MiniMax M2.5 Free, Kimi, GLM, Qwen and other Zen models
# In CLI Proxy → OpenCode choose route: opencode-zen # voice-copilot injects a temporary runtime override for OpenCode: OPENCODE_CONFIG_CONTENT={"provider":{"opencode":{"options":{"baseURL":"http://127.0.0.1:8766/opencode-zen"}}}}
Use this for OpenCode Zen models such as opencode/minimax-m2.5-free. This is different from OPENAI_BASE_URL because OpenCode reads its provider base URL from runtime config.
(Continue, Open WebUI, LM Studio, Cursor, etc.)

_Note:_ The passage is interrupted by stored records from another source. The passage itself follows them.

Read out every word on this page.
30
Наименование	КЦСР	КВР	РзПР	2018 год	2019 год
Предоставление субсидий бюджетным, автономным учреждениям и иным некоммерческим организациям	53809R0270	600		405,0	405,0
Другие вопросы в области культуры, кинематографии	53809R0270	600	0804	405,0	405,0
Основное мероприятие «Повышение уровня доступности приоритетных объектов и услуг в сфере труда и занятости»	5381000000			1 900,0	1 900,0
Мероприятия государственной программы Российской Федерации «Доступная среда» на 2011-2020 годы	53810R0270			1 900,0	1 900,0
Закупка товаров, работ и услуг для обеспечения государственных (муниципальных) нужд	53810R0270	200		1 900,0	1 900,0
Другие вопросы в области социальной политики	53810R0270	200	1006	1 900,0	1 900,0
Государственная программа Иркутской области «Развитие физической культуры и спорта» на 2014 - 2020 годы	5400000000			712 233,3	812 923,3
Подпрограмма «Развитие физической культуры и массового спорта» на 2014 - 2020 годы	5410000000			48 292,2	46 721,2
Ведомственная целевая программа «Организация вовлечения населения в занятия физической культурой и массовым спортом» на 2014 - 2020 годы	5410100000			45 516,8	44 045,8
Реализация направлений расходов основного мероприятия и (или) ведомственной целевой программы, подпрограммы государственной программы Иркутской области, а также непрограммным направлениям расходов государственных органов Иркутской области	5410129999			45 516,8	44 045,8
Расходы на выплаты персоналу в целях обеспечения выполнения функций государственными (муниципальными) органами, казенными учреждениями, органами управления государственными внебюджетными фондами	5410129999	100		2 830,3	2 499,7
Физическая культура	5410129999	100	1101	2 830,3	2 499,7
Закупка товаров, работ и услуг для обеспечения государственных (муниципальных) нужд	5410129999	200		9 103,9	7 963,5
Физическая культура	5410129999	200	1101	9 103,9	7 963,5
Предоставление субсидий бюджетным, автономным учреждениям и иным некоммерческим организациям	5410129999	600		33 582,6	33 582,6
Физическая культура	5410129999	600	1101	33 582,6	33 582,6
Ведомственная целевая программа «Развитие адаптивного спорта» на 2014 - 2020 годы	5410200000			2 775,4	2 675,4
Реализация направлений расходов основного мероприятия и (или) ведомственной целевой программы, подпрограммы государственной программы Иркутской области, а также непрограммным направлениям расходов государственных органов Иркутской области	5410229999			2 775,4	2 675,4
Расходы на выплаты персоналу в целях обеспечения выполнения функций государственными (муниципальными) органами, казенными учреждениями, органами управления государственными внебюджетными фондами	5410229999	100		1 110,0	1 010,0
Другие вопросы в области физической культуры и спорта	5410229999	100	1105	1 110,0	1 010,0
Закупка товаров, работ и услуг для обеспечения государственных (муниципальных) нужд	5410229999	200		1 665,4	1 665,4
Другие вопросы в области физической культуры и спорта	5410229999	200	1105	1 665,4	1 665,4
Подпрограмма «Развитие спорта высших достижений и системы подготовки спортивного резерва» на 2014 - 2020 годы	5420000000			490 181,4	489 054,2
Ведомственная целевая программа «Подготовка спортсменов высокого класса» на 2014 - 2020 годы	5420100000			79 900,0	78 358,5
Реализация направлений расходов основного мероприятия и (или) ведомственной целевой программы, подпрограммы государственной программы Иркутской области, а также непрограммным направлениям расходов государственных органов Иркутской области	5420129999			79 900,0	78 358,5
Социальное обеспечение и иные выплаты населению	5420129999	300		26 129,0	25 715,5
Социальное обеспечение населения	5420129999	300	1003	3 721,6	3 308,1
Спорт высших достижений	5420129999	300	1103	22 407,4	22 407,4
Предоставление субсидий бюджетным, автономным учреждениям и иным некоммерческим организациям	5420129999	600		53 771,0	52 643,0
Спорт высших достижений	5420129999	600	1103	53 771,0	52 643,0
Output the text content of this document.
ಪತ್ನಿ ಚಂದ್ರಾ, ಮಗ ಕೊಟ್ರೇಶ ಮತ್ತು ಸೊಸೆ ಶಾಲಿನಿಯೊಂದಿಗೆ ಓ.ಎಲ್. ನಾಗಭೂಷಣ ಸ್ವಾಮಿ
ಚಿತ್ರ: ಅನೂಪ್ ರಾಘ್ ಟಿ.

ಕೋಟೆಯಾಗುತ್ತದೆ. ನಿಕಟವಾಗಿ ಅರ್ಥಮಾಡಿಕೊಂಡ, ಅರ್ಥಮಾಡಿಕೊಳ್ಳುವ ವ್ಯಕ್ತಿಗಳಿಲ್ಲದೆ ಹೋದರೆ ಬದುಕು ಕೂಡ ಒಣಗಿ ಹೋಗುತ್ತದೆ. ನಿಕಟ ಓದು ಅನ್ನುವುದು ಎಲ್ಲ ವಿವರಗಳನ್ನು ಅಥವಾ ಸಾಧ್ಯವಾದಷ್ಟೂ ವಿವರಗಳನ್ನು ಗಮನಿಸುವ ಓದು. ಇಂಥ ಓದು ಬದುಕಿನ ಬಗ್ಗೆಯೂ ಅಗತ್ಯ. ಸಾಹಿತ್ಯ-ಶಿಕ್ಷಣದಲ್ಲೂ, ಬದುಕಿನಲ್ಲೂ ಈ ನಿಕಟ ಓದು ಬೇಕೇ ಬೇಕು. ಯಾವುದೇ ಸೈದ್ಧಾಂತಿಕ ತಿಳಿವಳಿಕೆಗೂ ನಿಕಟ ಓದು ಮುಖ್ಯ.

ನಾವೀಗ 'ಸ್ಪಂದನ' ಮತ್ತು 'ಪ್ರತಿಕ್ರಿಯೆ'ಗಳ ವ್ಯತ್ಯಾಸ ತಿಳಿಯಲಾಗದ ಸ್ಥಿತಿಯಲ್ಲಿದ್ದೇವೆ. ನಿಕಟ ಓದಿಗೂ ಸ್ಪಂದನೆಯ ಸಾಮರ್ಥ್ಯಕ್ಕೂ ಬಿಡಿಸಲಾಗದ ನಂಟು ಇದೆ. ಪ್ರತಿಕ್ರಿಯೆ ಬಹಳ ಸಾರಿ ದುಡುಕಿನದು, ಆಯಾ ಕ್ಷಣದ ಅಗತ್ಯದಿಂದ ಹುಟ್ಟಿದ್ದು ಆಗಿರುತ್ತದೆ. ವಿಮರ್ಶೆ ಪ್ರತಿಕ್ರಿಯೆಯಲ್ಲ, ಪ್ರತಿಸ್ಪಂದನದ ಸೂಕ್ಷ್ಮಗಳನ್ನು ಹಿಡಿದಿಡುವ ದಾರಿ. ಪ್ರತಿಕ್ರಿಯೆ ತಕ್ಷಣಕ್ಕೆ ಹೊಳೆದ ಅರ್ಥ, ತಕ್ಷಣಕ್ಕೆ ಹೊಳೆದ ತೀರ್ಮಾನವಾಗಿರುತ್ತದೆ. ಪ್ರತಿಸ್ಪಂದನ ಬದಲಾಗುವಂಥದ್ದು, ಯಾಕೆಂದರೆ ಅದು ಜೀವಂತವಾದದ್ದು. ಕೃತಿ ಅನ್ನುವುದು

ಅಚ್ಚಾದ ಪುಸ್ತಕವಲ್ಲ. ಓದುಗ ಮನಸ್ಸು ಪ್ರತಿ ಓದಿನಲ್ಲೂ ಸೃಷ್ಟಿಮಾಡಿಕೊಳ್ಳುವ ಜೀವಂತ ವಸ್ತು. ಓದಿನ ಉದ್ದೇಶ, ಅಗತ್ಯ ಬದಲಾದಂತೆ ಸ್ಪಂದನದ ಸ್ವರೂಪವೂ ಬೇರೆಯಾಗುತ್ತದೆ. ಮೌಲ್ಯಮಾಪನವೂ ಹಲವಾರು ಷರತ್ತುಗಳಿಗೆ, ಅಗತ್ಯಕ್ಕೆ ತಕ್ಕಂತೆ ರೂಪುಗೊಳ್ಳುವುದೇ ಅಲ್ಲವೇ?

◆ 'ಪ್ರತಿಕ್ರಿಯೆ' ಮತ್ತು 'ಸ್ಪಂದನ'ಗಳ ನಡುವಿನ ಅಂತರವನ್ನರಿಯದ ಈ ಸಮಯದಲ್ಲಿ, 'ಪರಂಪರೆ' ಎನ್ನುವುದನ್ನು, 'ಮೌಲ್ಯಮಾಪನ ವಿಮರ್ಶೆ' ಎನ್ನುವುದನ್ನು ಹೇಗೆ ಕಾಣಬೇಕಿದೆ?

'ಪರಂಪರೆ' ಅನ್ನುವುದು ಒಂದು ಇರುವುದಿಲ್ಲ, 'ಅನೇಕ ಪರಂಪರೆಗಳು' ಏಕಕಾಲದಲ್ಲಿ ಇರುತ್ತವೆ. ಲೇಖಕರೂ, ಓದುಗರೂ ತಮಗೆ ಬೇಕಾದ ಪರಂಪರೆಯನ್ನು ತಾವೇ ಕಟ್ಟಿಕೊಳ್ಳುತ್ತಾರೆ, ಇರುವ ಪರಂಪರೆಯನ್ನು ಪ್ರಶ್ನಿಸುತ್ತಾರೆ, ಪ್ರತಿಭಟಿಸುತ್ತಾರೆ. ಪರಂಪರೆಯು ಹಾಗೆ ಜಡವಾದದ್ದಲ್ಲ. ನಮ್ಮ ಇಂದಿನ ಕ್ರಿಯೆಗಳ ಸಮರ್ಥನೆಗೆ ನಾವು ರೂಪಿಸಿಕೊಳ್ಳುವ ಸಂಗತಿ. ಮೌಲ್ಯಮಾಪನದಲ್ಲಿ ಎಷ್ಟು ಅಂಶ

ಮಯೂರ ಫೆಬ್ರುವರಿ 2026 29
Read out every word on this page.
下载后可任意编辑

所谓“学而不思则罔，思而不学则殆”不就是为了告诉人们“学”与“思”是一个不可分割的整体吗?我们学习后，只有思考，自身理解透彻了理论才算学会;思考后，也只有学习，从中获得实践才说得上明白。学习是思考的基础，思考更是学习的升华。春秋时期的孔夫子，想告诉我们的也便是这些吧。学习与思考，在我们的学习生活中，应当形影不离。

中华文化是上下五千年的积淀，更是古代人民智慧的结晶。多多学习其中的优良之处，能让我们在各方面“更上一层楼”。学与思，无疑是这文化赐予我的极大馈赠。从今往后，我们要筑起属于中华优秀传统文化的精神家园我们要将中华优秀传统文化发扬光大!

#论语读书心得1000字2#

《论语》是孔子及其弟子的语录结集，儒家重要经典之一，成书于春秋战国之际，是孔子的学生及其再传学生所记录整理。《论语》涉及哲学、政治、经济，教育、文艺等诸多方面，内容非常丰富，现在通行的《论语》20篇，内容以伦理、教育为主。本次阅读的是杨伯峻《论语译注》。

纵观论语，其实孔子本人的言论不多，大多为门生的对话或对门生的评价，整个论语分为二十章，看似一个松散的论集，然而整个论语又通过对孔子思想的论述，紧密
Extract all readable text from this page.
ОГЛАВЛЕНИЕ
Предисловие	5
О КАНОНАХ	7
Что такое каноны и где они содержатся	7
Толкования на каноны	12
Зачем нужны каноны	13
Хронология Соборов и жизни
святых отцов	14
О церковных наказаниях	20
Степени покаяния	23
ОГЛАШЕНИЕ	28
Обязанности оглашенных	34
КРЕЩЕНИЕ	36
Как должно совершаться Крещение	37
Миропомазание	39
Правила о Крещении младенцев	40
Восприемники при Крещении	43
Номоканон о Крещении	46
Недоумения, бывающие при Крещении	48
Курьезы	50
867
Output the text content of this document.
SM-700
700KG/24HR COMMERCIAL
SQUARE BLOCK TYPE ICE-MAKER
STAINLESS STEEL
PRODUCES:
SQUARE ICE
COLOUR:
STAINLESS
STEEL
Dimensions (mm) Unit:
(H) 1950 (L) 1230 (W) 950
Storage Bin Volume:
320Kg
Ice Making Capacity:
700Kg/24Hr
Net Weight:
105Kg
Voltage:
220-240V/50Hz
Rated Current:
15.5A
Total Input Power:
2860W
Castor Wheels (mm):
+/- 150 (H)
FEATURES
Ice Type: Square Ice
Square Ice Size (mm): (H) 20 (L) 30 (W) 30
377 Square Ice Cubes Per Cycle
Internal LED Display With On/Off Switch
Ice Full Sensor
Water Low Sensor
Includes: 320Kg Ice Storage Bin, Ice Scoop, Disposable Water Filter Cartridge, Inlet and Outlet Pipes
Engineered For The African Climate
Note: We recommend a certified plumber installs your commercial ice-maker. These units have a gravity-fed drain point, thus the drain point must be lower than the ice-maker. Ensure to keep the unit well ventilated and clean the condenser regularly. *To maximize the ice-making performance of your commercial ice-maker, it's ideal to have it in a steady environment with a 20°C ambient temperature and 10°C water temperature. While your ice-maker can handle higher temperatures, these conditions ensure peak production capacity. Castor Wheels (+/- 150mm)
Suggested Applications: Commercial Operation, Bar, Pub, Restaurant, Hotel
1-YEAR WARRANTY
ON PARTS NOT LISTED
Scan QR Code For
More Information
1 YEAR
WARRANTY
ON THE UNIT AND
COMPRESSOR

# Set the base URL in the tool's settings to: http://127.0.0.1:8766/openai/v1 # Or via env var: OPENAI_BASE_URL=http://127.0.0.1:8766/openai/v1
No token setup needed — uses the CLI's existing auth
# 1. Install Copilot CLI and log in once: copilot login # 2. In Settings → Commentator, select "copilot-cli" # Set Model to one of: gpt-5-mini gpt-4.1 gpt-4.1-mini gpt-4o o3-mini # # The commentator calls `copilot -p "…" -s --allow-all --model <model>` # Each narration = one subprocess call (~1–2 s latency).
gh copilot / any tool using Copilot API
OPENAI_BASE_URL=https://api.githubcopilot.com \ OPENAI_API_KEY=<your-github-oauth-token> \ gh copilot suggest "…" # For the commentator LLM — select "github-copilot" in Settings → Commentator. # Token auto-discovered from VS Code / gh auth login, or set manually: # API keys tab → GITHUB_COPILOT_TOKEN # Available models (set in Commentator → Model field): # gpt-4.1 gpt-4.1-mini gpt-4.1-nano # gpt-5-mini gpt-4o gpt-4o-mini # o1 o3-mini claude-3.5-sonnet
# OpenRouter OPENROUTER_BASE_URL=http://127.0.0.1:8766/openrouter/v1 # Groq GROQ_BASE_URL=http://127.0.0.1:8766/groq/v1 # Mistral MISTRAL_BASE_URL=http://127.0.0.1:8766/mistral/v1
LLM provider routes
| Provider | Proxy path | Upstream | Parser |
|---|---|---|---|
| Anthropic | /anthropic/… | api.anthropic.com | SSE (Messages API) |
| OpenAI | /openai/v1/… | api.openai.com | SSE (Chat Completions) |
| Ollama compat | /ollama/v1/… | 127.0.0.1:11434 | SSE (OpenAI format) |
| Ollama native | /ollama/api/… | 127.0.0.1:11434 | NDJSON (/api/chat) |
| OpenRouter | /openrouter/v1/… | openrouter.ai/api | SSE |
| Groq | /groq/v1/… | api.groq.com/openai | SSE |
| Mistral | /mistral/v1/… | api.mistral.ai | SSE |
| OpenCode Zen | /opencode-zen/… | opencode.ai/zen/v1 | auto (messages / responses / chat) |
| Gemini | /gemini/… | generativelanguage.googleapis.com | passthrough |
The proxy forwards your original Authorization / x-api-key / x-goog-api-key headers unchanged. No keys are stored.
Custom port
voice-copilot proxy --proxy-port 9000
# Then use port 9000 in all env vars above.
Ollama thinking models
Models that stream a thinking field (e.g. qwq, deepseek-r1) are handled automatically — thinking content appears in Trace as purple THINKING blocks and is included in the narration prompt. Use the native Ollama path (/ollama/api/chat) via litellm ollama_chat/… prefix, or the OpenAI-compat path with reasoning / reasoning_content delta fields.